Tikare is quick to highlight the inherent gains in the cinema industry. He estimates it’s worth at close to a billion dollars, backed with the fact that the entertainment Industry is tops in the ratings of fastest growing sectors of the economy. “Filmhouse and Genesis alone are worth $150 million in assets. There’s film distribution and cinema. I think it makes more sense to merge them as an entity. Then you have to add Silverbird. I think my estimation of the overall worth is fair enough considering there are other cinemas being built already to open soon, ” Tikare disclosed.
Tikare believes there is a need to demystify the intricacies of the cinema industry, to further attract investment. According to him, the cinema enterprise is being cautiously embraced only by investors who have had the privilege of being reassured by experts like him who are in short supply. “Typically, people ponder about the cost and if they will get returns on their investment, preventing many from delving into it,” the cinema builder noted.
Tikare points out avenues that assures returns on investment. According to him, people will spend more at cinemas with the right ambience provided, especially when the cinemas are easily within reach. ” At Genesis Palms on Sunday mornings for instance, three screens are rented out to churches all through the year. Then you have advertisements and products marketing. You apply the proper business model, not merely relying on ticket sales. The film you show is like a bait to get people through the doors and you then get more from their impulse status on spending on food, drinks, popcorn etc, made available at the cinema grounds,” Tikare volunteers.

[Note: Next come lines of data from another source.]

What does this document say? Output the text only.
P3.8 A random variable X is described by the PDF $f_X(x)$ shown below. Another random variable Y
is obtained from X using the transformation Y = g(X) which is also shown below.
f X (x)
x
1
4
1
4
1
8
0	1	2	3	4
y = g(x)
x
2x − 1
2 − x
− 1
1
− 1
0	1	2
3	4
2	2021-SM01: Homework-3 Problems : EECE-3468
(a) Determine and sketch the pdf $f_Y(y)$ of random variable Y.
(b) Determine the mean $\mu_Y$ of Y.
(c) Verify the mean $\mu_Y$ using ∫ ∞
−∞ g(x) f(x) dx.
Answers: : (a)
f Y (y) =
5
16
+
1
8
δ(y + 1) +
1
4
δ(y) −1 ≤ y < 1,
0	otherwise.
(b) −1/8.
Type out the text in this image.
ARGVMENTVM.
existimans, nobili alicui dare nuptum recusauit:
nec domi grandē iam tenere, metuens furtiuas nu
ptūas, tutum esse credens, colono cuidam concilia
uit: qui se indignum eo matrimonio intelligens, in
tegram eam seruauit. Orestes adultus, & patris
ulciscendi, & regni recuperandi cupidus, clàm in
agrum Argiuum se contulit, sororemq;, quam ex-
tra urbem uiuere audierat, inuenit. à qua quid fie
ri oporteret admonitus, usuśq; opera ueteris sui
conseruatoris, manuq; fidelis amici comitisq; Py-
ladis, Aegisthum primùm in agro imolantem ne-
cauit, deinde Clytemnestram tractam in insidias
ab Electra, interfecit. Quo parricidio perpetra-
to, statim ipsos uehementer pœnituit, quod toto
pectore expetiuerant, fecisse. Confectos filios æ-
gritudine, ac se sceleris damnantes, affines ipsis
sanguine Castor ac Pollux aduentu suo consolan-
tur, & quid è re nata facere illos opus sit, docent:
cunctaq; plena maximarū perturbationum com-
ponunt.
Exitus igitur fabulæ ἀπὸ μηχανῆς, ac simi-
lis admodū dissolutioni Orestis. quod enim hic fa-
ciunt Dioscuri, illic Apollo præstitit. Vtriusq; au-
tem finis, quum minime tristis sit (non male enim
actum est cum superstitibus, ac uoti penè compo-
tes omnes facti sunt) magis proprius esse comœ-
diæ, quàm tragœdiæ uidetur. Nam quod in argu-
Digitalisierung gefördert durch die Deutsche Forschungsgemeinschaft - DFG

The cinema builder believes investment in Nigeria concerning cinemas can be recouped in two year or less if the facility is properly situated and managed. ” Lagos has a population of about 20 million people and has about 10 cinemas. London has 9 million people with over 100 cinemas. London may be richer, but with a different business model here, the gains are assured,” Tikare submits.
Through his SGI design and build outfit, Tikare has chosen to democratize the whole cinema building venture, offering a full spectrum of services to that end, including design construction, business planning and management. And he is poised on taking it beyond these shores, with his gaze towards Ghana, Senegal, Rwanda, Kenya Namibia and Zambia where the potentials are waiting to be tapped.